Of sql trees, table keys and parent_ids
XoreMy current job has me often sifting through someone else’s source code and making small changes as required by the client. This can occasionally be rewarding, since it gives me a chance to grow accustomed to many coding styles and algorithms. And any humorous comments left behind in the code (infrequent at best)
There’s always a certain amount of irritation that comes across when it’s obvious that the person who wrote the original code just didn’t have a clue what they were doing. Core concepts like very basic SQL optimization are just not there. I ran across this one little gem today, and it made me cringe.

This was just a small part of an overall poorly implemented mailbox tree algorithm. The sql table is equally poorly implemented, storing nothing but a parent id for each node in the tree. There’s a few ways to get a full tree out such a table: none of them are good.

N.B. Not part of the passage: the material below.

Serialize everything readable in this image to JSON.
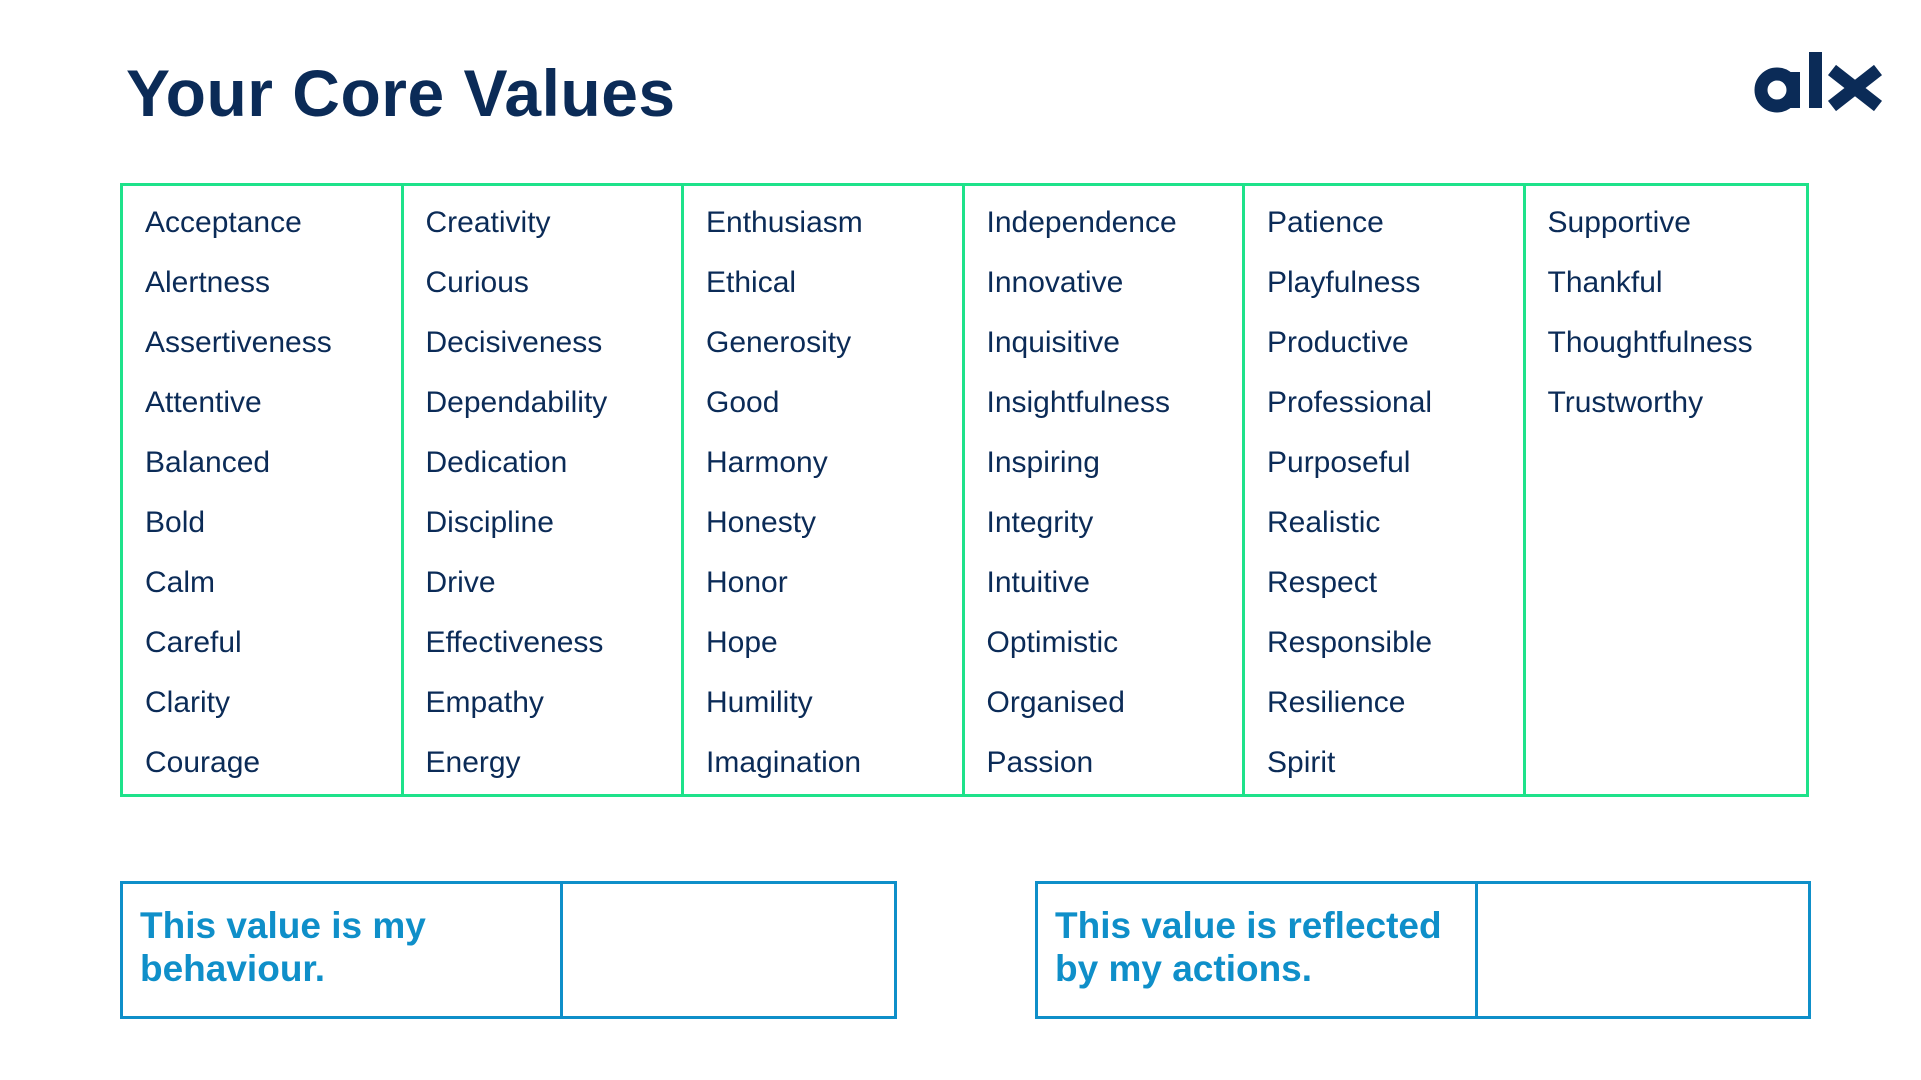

- query the entire table, and manually reconstruct the tree in code
- recursively query the tree for parent_ids, which will take k consecutive calls for a tree k layers deep
- JOIN the table to itself k-1 times (assuming you know the value of k).

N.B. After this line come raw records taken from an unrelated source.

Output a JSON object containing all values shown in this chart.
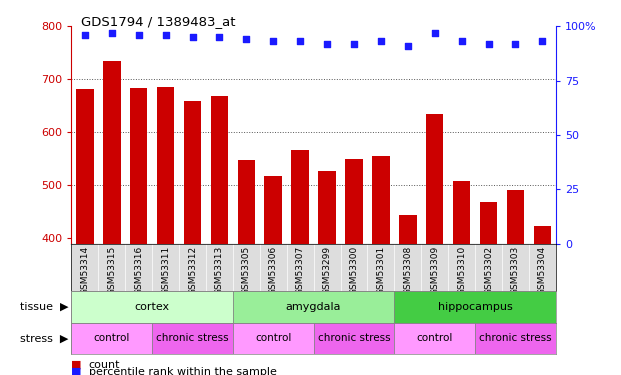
{
  "title": "GDS1794 / 1389483_at",
  "samples": [
    "GSM53314",
    "GSM53315",
    "GSM53316",
    "GSM53311",
    "GSM53312",
    "GSM53313",
    "GSM53305",
    "GSM53306",
    "GSM53307",
    "GSM53299",
    "GSM53300",
    "GSM53301",
    "GSM53308",
    "GSM53309",
    "GSM53310",
    "GSM53302",
    "GSM53303",
    "GSM53304"
  ],
  "counts": [
    682,
    735,
    683,
    685,
    660,
    668,
    547,
    517,
    567,
    528,
    550,
    556,
    445,
    635,
    509,
    468,
    491,
    424
  ],
  "percentile_ranks": [
    96,
    97,
    96,
    96,
    95,
    95,
    94,
    93,
    93,
    92,
    92,
    93,
    91,
    97,
    93,
    92,
    92,
    93
  ],
  "ylim_left": [
    390,
    800
  ],
  "ylim_right": [
    0,
    100
  ],
  "yticks_left": [
    400,
    500,
    600,
    700,
    800
  ],
  "yticks_right": [
    0,
    25,
    50,
    75,
    100
  ],
  "bar_color": "#cc0000",
  "dot_color": "#1a1aff",
  "tissue_groups": [
    {
      "label": "cortex",
      "start": 0,
      "end": 6,
      "color": "#ccffcc"
    },
    {
      "label": "amygdala",
      "start": 6,
      "end": 12,
      "color": "#99ee99"
    },
    {
      "label": "hippocampus",
      "start": 12,
      "end": 18,
      "color": "#44cc44"
    }
  ],
  "stress_groups": [
    {
      "label": "control",
      "start": 0,
      "end": 3,
      "color": "#ff99ff"
    },
    {
      "label": "chronic stress",
      "start": 3,
      "end": 6,
      "color": "#ee66ee"
    },
    {
      "label": "control",
      "start": 6,
      "end": 9,
      "color": "#ff99ff"
    },
    {
      "label": "chronic stress",
      "start": 9,
      "end": 12,
      "color": "#ee66ee"
    },
    {
      "label": "control",
      "start": 12,
      "end": 15,
      "color": "#ff99ff"
    },
    {
      "label": "chronic stress",
      "start": 15,
      "end": 18,
      "color": "#ee66ee"
    }
  ],
  "axis_color_left": "#cc0000",
  "axis_color_right": "#1a1aff",
  "xtick_bg_color": "#dddddd",
  "divider_color": "#aaaaaa",
  "gridline_color": "#555555"
}
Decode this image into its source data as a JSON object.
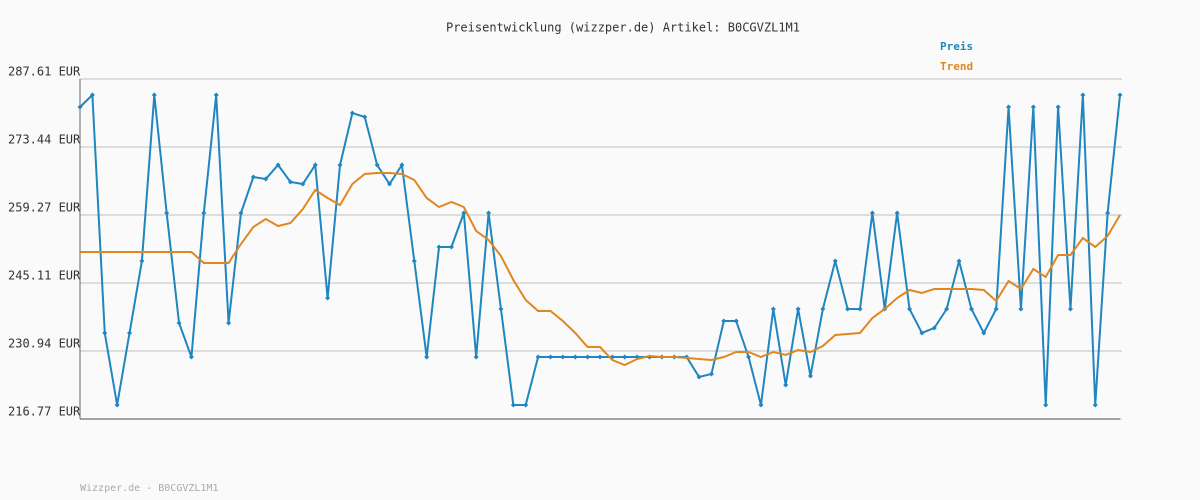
{
  "chart_data": {
    "type": "line",
    "title": "Preisentwicklung (wizzper.de) Artikel: B0CGVZL1M1",
    "footer": "Wizzper.de - B0CGVZL1M1",
    "ylim": [
      216.77,
      287.61
    ],
    "yticks": [
      {
        "value": 216.77,
        "label": "216.77 EUR"
      },
      {
        "value": 230.94,
        "label": "230.94 EUR"
      },
      {
        "value": 245.11,
        "label": "245.11 EUR"
      },
      {
        "value": 259.27,
        "label": "259.27 EUR"
      },
      {
        "value": 273.44,
        "label": "273.44 EUR"
      },
      {
        "value": 287.61,
        "label": "287.61 EUR"
      }
    ],
    "grid": true,
    "series": [
      {
        "name": "Preis",
        "color": "#1f86c0",
        "markers": true,
        "values": [
          281.78,
          284.28,
          234.69,
          219.69,
          234.69,
          249.69,
          284.28,
          259.69,
          236.77,
          229.69,
          259.69,
          284.28,
          236.77,
          259.69,
          267.19,
          266.77,
          269.69,
          266.15,
          265.73,
          269.69,
          241.98,
          269.69,
          280.53,
          279.69,
          269.69,
          265.73,
          269.69,
          249.69,
          229.69,
          252.61,
          252.61,
          259.69,
          229.69,
          259.69,
          239.69,
          219.69,
          219.69,
          229.69,
          229.69,
          229.69,
          229.69,
          229.69,
          229.69,
          229.69,
          229.69,
          229.69,
          229.69,
          229.69,
          229.69,
          229.69,
          225.52,
          226.15,
          237.19,
          237.19,
          229.69,
          219.69,
          239.69,
          223.85,
          239.69,
          225.73,
          239.69,
          249.69,
          239.69,
          239.69,
          259.69,
          239.69,
          259.69,
          239.69,
          234.69,
          235.73,
          239.69,
          249.69,
          239.69,
          234.69,
          239.69,
          281.78,
          239.69,
          281.78,
          219.69,
          281.78,
          239.69,
          284.28,
          219.69,
          259.69,
          284.28
        ]
      },
      {
        "name": "Trend",
        "color": "#e0871f",
        "markers": false,
        "values": [
          251.57,
          251.57,
          251.57,
          251.57,
          251.57,
          251.57,
          251.57,
          251.57,
          251.57,
          251.57,
          249.27,
          249.27,
          249.27,
          253.23,
          256.77,
          258.44,
          256.98,
          257.61,
          260.52,
          264.48,
          262.82,
          261.36,
          265.73,
          267.82,
          268.03,
          268.03,
          267.82,
          266.57,
          262.82,
          260.94,
          261.98,
          260.94,
          255.94,
          254.07,
          250.73,
          245.73,
          241.56,
          239.27,
          239.27,
          237.19,
          234.69,
          231.77,
          231.77,
          229.06,
          228.02,
          229.27,
          229.9,
          229.69,
          229.69,
          229.48,
          229.27,
          229.06,
          229.69,
          230.73,
          230.73,
          229.69,
          230.73,
          230.11,
          231.15,
          230.73,
          231.98,
          234.27,
          234.48,
          234.69,
          237.81,
          239.69,
          241.98,
          243.65,
          243.02,
          243.86,
          243.86,
          243.86,
          243.86,
          243.65,
          241.36,
          245.52,
          243.86,
          248.02,
          246.36,
          250.94,
          250.94,
          254.48,
          252.61,
          254.9,
          259.27
        ]
      }
    ]
  }
}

- Perhaps a leap-frog like method that combines the above two “solutions”
I don’t particularly like any of these solutions, because there are obvious boundary cases where any particular method will prove to have exceptionally better performance than the others. Are there good heuristics for determining this?
Back when i was still taking courses in university, the courses i took where tree algoritms were mentioned exclusively dealt with situations where trees were used as indexes into larger datasets, but that the tree structure itself was unimportant: You see algorithms that rearrange trees arbitrarily to optimize search performance and storage space, but there is little or no interest in optimizations for storing trees with fixed hierarchies.

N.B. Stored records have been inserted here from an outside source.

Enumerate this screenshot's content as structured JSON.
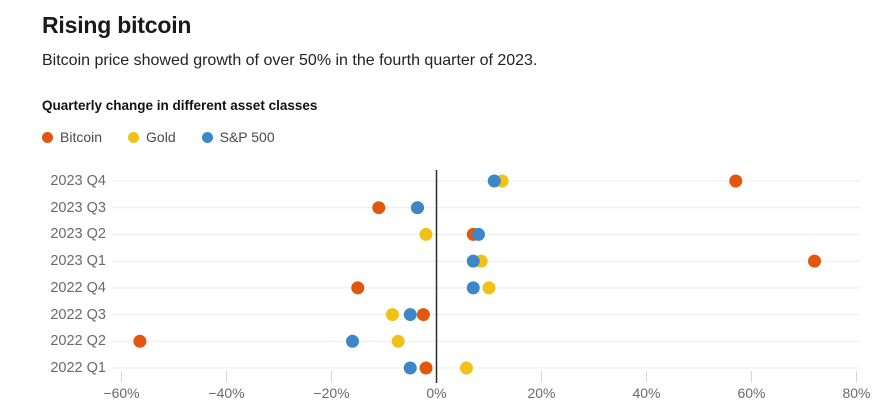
{
  "header": {
    "title": "Rising bitcoin",
    "subtitle": "Bitcoin price showed growth of over 50% in the fourth quarter of 2023."
  },
  "chart_data": {
    "type": "scatter",
    "title": "Quarterly change in different asset classes",
    "categories": [
      "2023 Q4",
      "2023 Q3",
      "2023 Q2",
      "2023 Q1",
      "2022 Q4",
      "2022 Q3",
      "2022 Q2",
      "2022 Q1"
    ],
    "unit": "%",
    "xlim": [
      -68,
      81
    ],
    "x_tick_labels": [
      "−60%",
      "−40%",
      "−20%",
      "0%",
      "20%",
      "40%",
      "60%",
      "80%"
    ],
    "x_tick_values": [
      -60,
      -40,
      -20,
      0,
      20,
      40,
      60,
      80
    ],
    "grid": "horizontal",
    "zero_line": true,
    "legend_position": "top-left",
    "series": [
      {
        "name": "Bitcoin",
        "color": "#e2560d",
        "values": [
          57,
          -11,
          7,
          72,
          -15,
          -2.5,
          -56.5,
          -2
        ]
      },
      {
        "name": "Gold",
        "color": "#f2c117",
        "values": [
          12.5,
          -3.7,
          -2,
          8.5,
          10,
          -8.4,
          -7.3,
          5.7
        ]
      },
      {
        "name": "S&P 500",
        "color": "#3d87c8",
        "values": [
          11,
          -3.6,
          8,
          7,
          7,
          -5,
          -16,
          -5
        ]
      }
    ]
  },
  "colors": {
    "grid": "#ececec",
    "zero_line": "#2b2b2b",
    "tick": "#d8d8d8"
  }
}
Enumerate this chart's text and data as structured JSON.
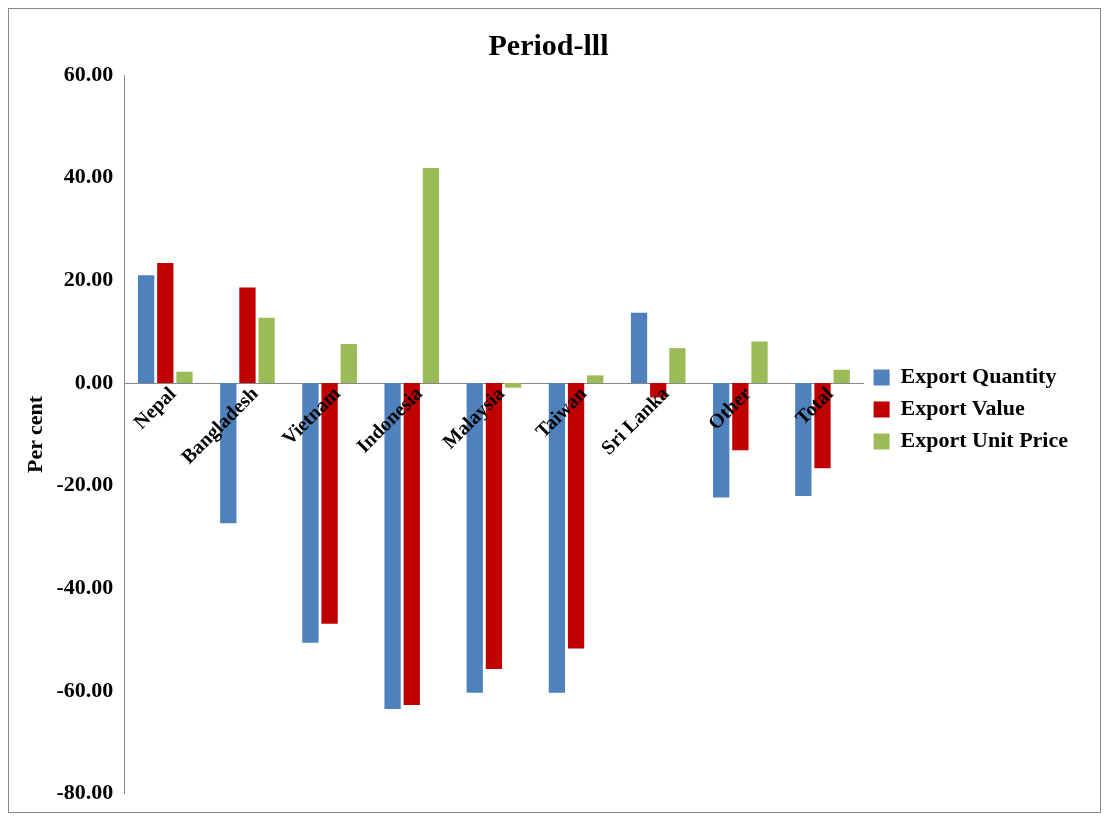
{
  "chart_data": {
    "type": "bar",
    "title": "Period-lll",
    "ylabel": "Per cent",
    "categories": [
      "Nepal",
      "Bangladesh",
      "Vietnam",
      "Indonesia",
      "Malaysia",
      "Taiwan",
      "Sri Lanka",
      "Other",
      "Total"
    ],
    "series": [
      {
        "name": "Export Quantity",
        "color": "#4f81bd",
        "values": [
          21.0,
          -27.3,
          -50.6,
          -63.5,
          -60.3,
          -60.3,
          13.7,
          -22.3,
          -22.0
        ]
      },
      {
        "name": "Export Value",
        "color": "#c00000",
        "values": [
          23.4,
          18.6,
          -46.9,
          -62.7,
          -55.7,
          -51.7,
          -2.8,
          -13.1,
          -16.6
        ]
      },
      {
        "name": "Export Unit Price",
        "color": "#9bbb59",
        "values": [
          2.2,
          12.7,
          7.6,
          41.9,
          -0.9,
          1.5,
          6.8,
          8.1,
          2.6
        ]
      }
    ],
    "ylim": [
      -80,
      60
    ],
    "yticks": [
      {
        "value": -80,
        "label": "-80.00"
      },
      {
        "value": -60,
        "label": "-60.00"
      },
      {
        "value": -40,
        "label": "-40.00"
      },
      {
        "value": -20,
        "label": "-20.00"
      },
      {
        "value": 0,
        "label": "0.00"
      },
      {
        "value": 20,
        "label": "20.00"
      },
      {
        "value": 40,
        "label": "40.00"
      },
      {
        "value": 60,
        "label": "60.00"
      }
    ],
    "grid": false,
    "legend": "right"
  }
}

There are a few solutions out on the web that i’ve seen. Some of them involve parents storing lists of children, some involving children storing lists of ancestors. None of these work particularly well unless your DBMS has good support for list processing within single table cell. The better alternative is to store parent/ancestor-child relationships in a secondary table. This enables one to query full subtrees and parent paths in a single query (w/ JOIN), which is nice, but of course requires the overhead of a second table to store this data. Additinally, the process of moving a node from one position in a tree to another involves deleting and inserting multiple entries for each of it’s children, and recalculating depth information (if you choose to store this)
An innovative solution i’ve seen (found in phpBB 3.0 alpha code but likely exists elsewhere) is storing left and right ids of a given node. This acts as an “umbrella” of sorts, that aims to guarantee that any entities with left and right ids inside it’s own range are children, and any entities with left and right ids that bracket it’s own range are ancestors.

This doesn’t require the overhead of a second table but it does require that you’re very careful about rearranging items in the tree, that left and right ids get updated properly for all entries with each move. The downside is that usually this means renumbering O(n) left and right ids (ie, sometimes the entire table) but the upside is that the code is trivial: you can do this with a single SQL query because the shift is identical across the board. Another bonus is that moving entire subtrees is equally easy as moving any single item.
For smallish trees where the overhead of rolling a right/left id update over the entire tree isn’t a big deal, this is so far the best solution i’ve come across. With a little tweaking, it could additionally support depth information.
But what about situtations where you’ve got a *lot* of data and you’re adding/deleting/moving an entry/subtree and the overhead of updating every single entry is just too much?
Are there any known good solutions for this problem?
May 21st, 2006 at 1:23 pm
Are you sure that’s not my code you’re talking about?